CD47 sends the immune system's macrophages a "don't eat me" signal. Cancer cells fool the immune system into not destroying them by secreting high amounts of CD47. When Cheshier and his team blocked the CD47 signals on cancer cells, the macrophages could identify the cancer cells and eat them, without toxic side effects to healthy cells. The treatment successfully shrank all five of the common pediatric tumors, without the nasty side effects of chemotherapy.

11. A new therapy for type 1 diabetes tricks the immune system.

In those with type 1 diabetes, the body attacks its own pancreatic cells, interrupting its normal ability to produce insulin in response to glucose. In a 2016 paper, researchers at MIT, in collaboration with Boston's Children's Hospital, successfully designed a new material that allows them to encapsulate and transplant healthy pancreatic "islet" cells into diabetic mice without triggering an immune response.
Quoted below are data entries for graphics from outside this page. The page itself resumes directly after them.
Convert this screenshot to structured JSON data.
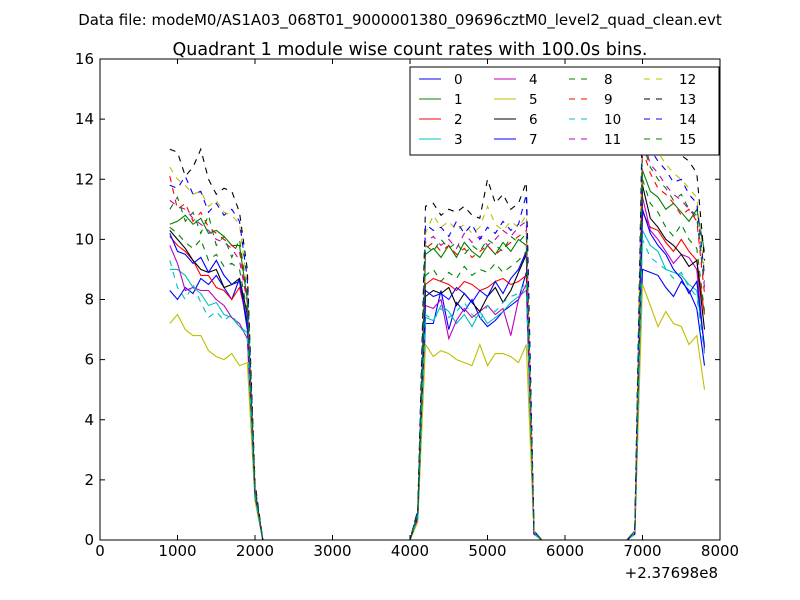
{
  "figure": {
    "suptitle": "Data file: modeM0/AS1A03_068T01_9000001380_09696cztM0_level2_quad_clean.evt",
    "x_offset_label": "+2.37698e8"
  },
  "chart_data": {
    "type": "line",
    "title": "Quadrant 1 module wise count rates with 100.0s bins.",
    "xlabel": "",
    "ylabel": "",
    "xlim": [
      0,
      8000
    ],
    "ylim": [
      0,
      16
    ],
    "x_offset": "+2.37698e8",
    "xticks": [
      0,
      1000,
      2000,
      3000,
      4000,
      5000,
      6000,
      7000,
      8000
    ],
    "yticks": [
      0,
      2,
      4,
      6,
      8,
      10,
      12,
      14,
      16
    ],
    "grid": false,
    "legend": {
      "location": "top-right",
      "columns": 4
    },
    "x": [
      900,
      1000,
      1100,
      1200,
      1300,
      1400,
      1500,
      1600,
      1700,
      1800,
      1900,
      2000,
      2100,
      2200,
      2300,
      2400,
      2500,
      2600,
      2700,
      2800,
      2900,
      3000,
      3100,
      3200,
      3300,
      3400,
      3500,
      3600,
      3700,
      3800,
      3900,
      4000,
      4100,
      4200,
      4300,
      4400,
      4500,
      4600,
      4700,
      4800,
      4900,
      5000,
      5100,
      5200,
      5300,
      5400,
      5500,
      5600,
      5700,
      5800,
      5900,
      6000,
      6100,
      6200,
      6300,
      6400,
      6500,
      6600,
      6700,
      6800,
      6900,
      7000,
      7100,
      7200,
      7300,
      7400,
      7500,
      7600,
      7700,
      7800
    ],
    "series": [
      {
        "name": "0",
        "color": "#0000ff",
        "dash": "solid",
        "values": [
          8.3,
          8.0,
          8.4,
          8.2,
          8.7,
          8.5,
          8.8,
          8.4,
          8.0,
          8.7,
          7.0,
          1.5,
          0,
          0,
          0,
          0,
          0,
          0,
          0,
          0,
          0,
          0,
          0,
          0,
          0,
          0,
          0,
          0,
          0,
          0,
          0,
          0,
          0.8,
          7.2,
          7.2,
          8.3,
          7.0,
          7.9,
          7.6,
          8.0,
          7.4,
          7.1,
          7.3,
          7.6,
          7.8,
          8.0,
          8.9,
          0.2,
          0,
          0,
          0,
          0,
          0,
          0,
          0,
          0,
          0,
          0,
          0,
          0,
          0.2,
          9.0,
          8.9,
          8.8,
          8.4,
          8.1,
          8.6,
          8.3,
          7.7,
          5.8
        ]
      },
      {
        "name": "1",
        "color": "#008000",
        "dash": "solid",
        "values": [
          10.5,
          10.6,
          10.8,
          10.5,
          10.7,
          10.2,
          10.3,
          10.1,
          9.8,
          9.8,
          8.0,
          1.7,
          0,
          0,
          0,
          0,
          0,
          0,
          0,
          0,
          0,
          0,
          0,
          0,
          0,
          0,
          0,
          0,
          0,
          0,
          0,
          0,
          0.9,
          9.5,
          9.7,
          9.4,
          9.8,
          9.4,
          9.9,
          9.6,
          9.4,
          9.8,
          9.5,
          9.9,
          9.6,
          10.0,
          9.8,
          0.3,
          0,
          0,
          0,
          0,
          0,
          0,
          0,
          0,
          0,
          0,
          0,
          0,
          0.3,
          12.3,
          11.6,
          11.4,
          11.0,
          11.2,
          10.9,
          10.6,
          11.0,
          9.6
        ]
      },
      {
        "name": "2",
        "color": "#ff0000",
        "dash": "solid",
        "values": [
          10.1,
          9.8,
          9.6,
          9.3,
          8.8,
          8.8,
          8.4,
          8.3,
          8.0,
          8.4,
          7.3,
          1.6,
          0,
          0,
          0,
          0,
          0,
          0,
          0,
          0,
          0,
          0,
          0,
          0,
          0,
          0,
          0,
          0,
          0,
          0,
          0,
          0,
          0.8,
          8.5,
          8.7,
          8.6,
          8.5,
          8.3,
          8.6,
          8.5,
          8.3,
          8.4,
          8.6,
          8.7,
          8.5,
          8.6,
          8.8,
          0.2,
          0,
          0,
          0,
          0,
          0,
          0,
          0,
          0,
          0,
          0,
          0,
          0,
          0.2,
          10.9,
          10.4,
          10.3,
          9.9,
          9.6,
          10.0,
          9.6,
          9.3,
          7.5
        ]
      },
      {
        "name": "3",
        "color": "#00bfbf",
        "dash": "solid",
        "values": [
          9.0,
          9.0,
          8.8,
          8.4,
          8.2,
          7.8,
          7.9,
          7.5,
          7.4,
          7.1,
          6.9,
          1.5,
          0,
          0,
          0,
          0,
          0,
          0,
          0,
          0,
          0,
          0,
          0,
          0,
          0,
          0,
          0,
          0,
          0,
          0,
          0,
          0,
          0.7,
          7.4,
          7.3,
          7.8,
          7.6,
          7.2,
          7.5,
          7.1,
          7.6,
          7.2,
          7.4,
          7.6,
          7.9,
          8.1,
          8.3,
          0.2,
          0,
          0,
          0,
          0,
          0,
          0,
          0,
          0,
          0,
          0,
          0,
          0,
          0.2,
          10.3,
          9.8,
          9.6,
          9.0,
          8.9,
          8.8,
          8.5,
          8.3,
          6.5
        ]
      },
      {
        "name": "4",
        "color": "#bf00bf",
        "dash": "solid",
        "values": [
          9.8,
          9.2,
          8.3,
          8.4,
          8.3,
          8.3,
          8.0,
          7.8,
          7.4,
          7.2,
          6.7,
          1.4,
          0,
          0,
          0,
          0,
          0,
          0,
          0,
          0,
          0,
          0,
          0,
          0,
          0,
          0,
          0,
          0,
          0,
          0,
          0,
          0,
          0.7,
          7.8,
          7.7,
          8.0,
          6.7,
          7.3,
          7.7,
          7.4,
          7.6,
          7.8,
          7.5,
          7.7,
          6.8,
          8.0,
          8.5,
          0.2,
          0,
          0,
          0,
          0,
          0,
          0,
          0,
          0,
          0,
          0,
          0,
          0,
          0.2,
          11.4,
          10.3,
          10.0,
          9.6,
          9.2,
          9.5,
          9.4,
          9.0,
          6.3
        ]
      },
      {
        "name": "5",
        "color": "#bfbf00",
        "dash": "solid",
        "values": [
          7.2,
          7.5,
          7.0,
          6.8,
          6.8,
          6.3,
          6.1,
          6.0,
          6.2,
          5.8,
          5.9,
          1.3,
          0,
          0,
          0,
          0,
          0,
          0,
          0,
          0,
          0,
          0,
          0,
          0,
          0,
          0,
          0,
          0,
          0,
          0,
          0,
          0,
          0.6,
          6.5,
          6.1,
          6.3,
          6.2,
          6.0,
          5.9,
          5.8,
          6.5,
          5.8,
          6.2,
          6.2,
          6.1,
          5.9,
          6.5,
          0.2,
          0,
          0,
          0,
          0,
          0,
          0,
          0,
          0,
          0,
          0,
          0,
          0,
          0.2,
          8.5,
          7.8,
          7.1,
          7.6,
          7.2,
          7.1,
          6.5,
          6.8,
          5.0
        ]
      },
      {
        "name": "6",
        "color": "#000000",
        "dash": "solid",
        "values": [
          10.3,
          10.0,
          9.7,
          9.3,
          9.0,
          8.9,
          9.0,
          8.4,
          8.5,
          8.7,
          7.5,
          1.6,
          0,
          0,
          0,
          0,
          0,
          0,
          0,
          0,
          0,
          0,
          0,
          0,
          0,
          0,
          0,
          0,
          0,
          0,
          0,
          0,
          0.8,
          8.1,
          8.3,
          8.2,
          8.4,
          7.8,
          8.2,
          7.9,
          7.6,
          8.1,
          8.4,
          7.9,
          8.3,
          8.9,
          9.5,
          0.2,
          0,
          0,
          0,
          0,
          0,
          0,
          0,
          0,
          0,
          0,
          0,
          0,
          0.2,
          11.8,
          10.7,
          10.4,
          10.0,
          9.8,
          9.5,
          9.1,
          9.3,
          7.0
        ]
      },
      {
        "name": "7",
        "color": "#0000ff",
        "dash": "solid",
        "values": [
          10.2,
          9.6,
          9.5,
          9.2,
          9.4,
          8.9,
          9.3,
          8.8,
          8.5,
          8.6,
          7.2,
          1.5,
          0,
          0,
          0,
          0,
          0,
          0,
          0,
          0,
          0,
          0,
          0,
          0,
          0,
          0,
          0,
          0,
          0,
          0,
          0,
          0,
          0.8,
          8.3,
          8.1,
          8.2,
          8.0,
          8.4,
          8.2,
          7.9,
          8.3,
          8.1,
          8.6,
          8.2,
          8.7,
          9.0,
          9.6,
          0.2,
          0,
          0,
          0,
          0,
          0,
          0,
          0,
          0,
          0,
          0,
          0,
          0,
          0.2,
          11.0,
          10.2,
          9.8,
          9.5,
          9.0,
          8.7,
          8.2,
          8.6,
          6.4
        ]
      },
      {
        "name": "8",
        "color": "#008000",
        "dash": "dashed",
        "values": [
          10.4,
          10.2,
          9.9,
          9.7,
          10.0,
          9.3,
          9.5,
          9.1,
          9.2,
          9.0,
          7.6,
          1.6,
          0,
          0,
          0,
          0,
          0,
          0,
          0,
          0,
          0,
          0,
          0,
          0,
          0,
          0,
          0,
          0,
          0,
          0,
          0,
          0,
          0.8,
          8.8,
          9.0,
          8.6,
          8.9,
          8.7,
          9.1,
          8.8,
          9.0,
          8.9,
          9.2,
          8.9,
          9.1,
          9.3,
          9.6,
          0.2,
          0,
          0,
          0,
          0,
          0,
          0,
          0,
          0,
          0,
          0,
          0,
          0,
          0.3,
          12.0,
          11.2,
          10.9,
          10.4,
          10.1,
          10.5,
          10.0,
          9.7,
          7.6
        ]
      },
      {
        "name": "9",
        "color": "#ff0000",
        "dash": "dashed",
        "values": [
          12.1,
          11.0,
          11.2,
          10.6,
          10.9,
          10.4,
          10.2,
          10.0,
          9.8,
          9.6,
          8.0,
          1.7,
          0,
          0,
          0,
          0,
          0,
          0,
          0,
          0,
          0,
          0,
          0,
          0,
          0,
          0,
          0,
          0,
          0,
          0,
          0,
          0,
          0.9,
          9.7,
          9.9,
          9.6,
          9.8,
          9.5,
          9.7,
          9.4,
          9.6,
          9.8,
          9.5,
          9.7,
          9.9,
          10.1,
          10.3,
          0.3,
          0,
          0,
          0,
          0,
          0,
          0,
          0,
          0,
          0,
          0,
          0,
          0,
          0.3,
          13.0,
          12.2,
          11.7,
          11.5,
          11.2,
          10.8,
          11.0,
          10.6,
          8.2
        ]
      },
      {
        "name": "10",
        "color": "#00bfbf",
        "dash": "dashed",
        "values": [
          9.3,
          8.4,
          8.0,
          8.5,
          7.9,
          7.4,
          7.6,
          7.3,
          7.5,
          7.1,
          6.8,
          1.4,
          0,
          0,
          0,
          0,
          0,
          0,
          0,
          0,
          0,
          0,
          0,
          0,
          0,
          0,
          0,
          0,
          0,
          0,
          0,
          0,
          0.7,
          7.5,
          7.3,
          7.7,
          7.4,
          7.6,
          7.9,
          7.5,
          7.3,
          7.8,
          7.6,
          7.9,
          8.1,
          8.2,
          8.6,
          0.2,
          0,
          0,
          0,
          0,
          0,
          0,
          0,
          0,
          0,
          0,
          0,
          0,
          0.2,
          10.0,
          9.4,
          9.2,
          9.0,
          8.7,
          8.9,
          8.4,
          8.1,
          6.2
        ]
      },
      {
        "name": "11",
        "color": "#bf00bf",
        "dash": "dashed",
        "values": [
          11.3,
          11.1,
          11.0,
          10.7,
          10.5,
          10.3,
          10.0,
          9.9,
          9.7,
          9.3,
          7.9,
          1.7,
          0,
          0,
          0,
          0,
          0,
          0,
          0,
          0,
          0,
          0,
          0,
          0,
          0,
          0,
          0,
          0,
          0,
          0,
          0,
          0,
          0.9,
          9.9,
          10.1,
          9.8,
          10.0,
          9.7,
          10.2,
          9.9,
          10.1,
          9.8,
          10.0,
          10.3,
          10.1,
          10.4,
          10.6,
          0.3,
          0,
          0,
          0,
          0,
          0,
          0,
          0,
          0,
          0,
          0,
          0,
          0,
          0.3,
          13.4,
          12.5,
          12.2,
          11.8,
          11.5,
          11.3,
          11.0,
          10.7,
          8.4
        ]
      },
      {
        "name": "12",
        "color": "#bfbf00",
        "dash": "dashed",
        "values": [
          12.4,
          12.0,
          11.8,
          11.5,
          11.6,
          11.1,
          11.3,
          10.9,
          10.8,
          10.5,
          8.5,
          1.8,
          0,
          0,
          0,
          0,
          0,
          0,
          0,
          0,
          0,
          0,
          0,
          0,
          0,
          0,
          0,
          0,
          0,
          0,
          0,
          0,
          1.0,
          10.2,
          10.8,
          10.4,
          10.6,
          10.3,
          10.5,
          10.2,
          10.4,
          11.1,
          10.5,
          10.3,
          10.6,
          10.4,
          10.8,
          0.3,
          0,
          0,
          0,
          0,
          0,
          0,
          0,
          0,
          0,
          0,
          0,
          0,
          0.3,
          14.0,
          13.1,
          12.9,
          12.5,
          12.2,
          12.0,
          11.7,
          11.4,
          8.9
        ]
      },
      {
        "name": "13",
        "color": "#000000",
        "dash": "dashed",
        "values": [
          13.0,
          12.9,
          12.1,
          12.4,
          13.0,
          12.0,
          11.5,
          11.7,
          11.6,
          10.9,
          9.0,
          1.9,
          0,
          0,
          0,
          0,
          0,
          0,
          0,
          0,
          0,
          0,
          0,
          0,
          0,
          0,
          0,
          0,
          0,
          0,
          0,
          0,
          1.0,
          11.1,
          11.2,
          10.8,
          11.0,
          10.9,
          11.1,
          10.8,
          10.7,
          12.0,
          11.2,
          11.5,
          11.0,
          11.2,
          11.9,
          0.3,
          0,
          0,
          0,
          0,
          0,
          0,
          0,
          0,
          0,
          0,
          0,
          0,
          0.3,
          14.3,
          13.5,
          13.5,
          13.0,
          13.1,
          12.8,
          12.6,
          12.2,
          9.3
        ]
      },
      {
        "name": "14",
        "color": "#0000ff",
        "dash": "dashed",
        "values": [
          11.8,
          11.7,
          12.1,
          11.5,
          11.6,
          10.9,
          11.2,
          10.8,
          11.0,
          10.6,
          8.7,
          1.8,
          0,
          0,
          0,
          0,
          0,
          0,
          0,
          0,
          0,
          0,
          0,
          0,
          0,
          0,
          0,
          0,
          0,
          0,
          0,
          0,
          1.0,
          10.5,
          10.3,
          10.4,
          10.1,
          10.6,
          10.2,
          10.5,
          10.0,
          10.4,
          10.2,
          10.6,
          10.3,
          10.5,
          11.5,
          0.3,
          0,
          0,
          0,
          0,
          0,
          0,
          0,
          0,
          0,
          0,
          0,
          0,
          0.3,
          13.9,
          13.0,
          12.6,
          12.3,
          11.9,
          12.0,
          11.5,
          11.2,
          8.8
        ]
      },
      {
        "name": "15",
        "color": "#008000",
        "dash": "dashed",
        "values": [
          11.0,
          11.4,
          10.6,
          10.9,
          10.2,
          10.8,
          9.8,
          10.1,
          9.4,
          10.0,
          8.2,
          1.7,
          0,
          0,
          0,
          0,
          0,
          0,
          0,
          0,
          0,
          0,
          0,
          0,
          0,
          0,
          0,
          0,
          0,
          0,
          0,
          0,
          0.9,
          9.8,
          9.6,
          10.0,
          9.7,
          9.9,
          9.5,
          9.8,
          9.6,
          10.0,
          9.8,
          9.6,
          10.1,
          9.9,
          10.2,
          0.3,
          0,
          0,
          0,
          0,
          0,
          0,
          0,
          0,
          0,
          0,
          0,
          0,
          0.3,
          13.2,
          12.4,
          12.0,
          11.7,
          11.3,
          11.5,
          11.0,
          10.8,
          8.6
        ]
      }
    ]
  }
}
Made from seaweed, the substance is benign enough that the body doesn't react to it, and porous enough to allow the islet cells to be placed in the abdomen of mice, where they restore the pancreatic function. Senior author Daniel Anderson, an associate professor at MIT, said in a statement that this approach "has the potential to provide [human] diabetics with a new pancreas that is protected from the immune system, which would allow them to control their blood sugar without taking drugs. That's the dream."

12. Immunotherapy is on the cutting edge of immune system research.

Over the last few years, research in the field of immunology has focused on developing cancer treatments using immunotherapy. This method engineers the patient's own normal cells to attack the cancer cells. Vance says the technique could be used for many more conditions. "I feel like that could be just the tip of the iceberg," he says. "If we can understand better what the cancer and immunotherapy is showing, maybe we can go in there and manipulate the immune responses and get good outcomes for other diseases, too."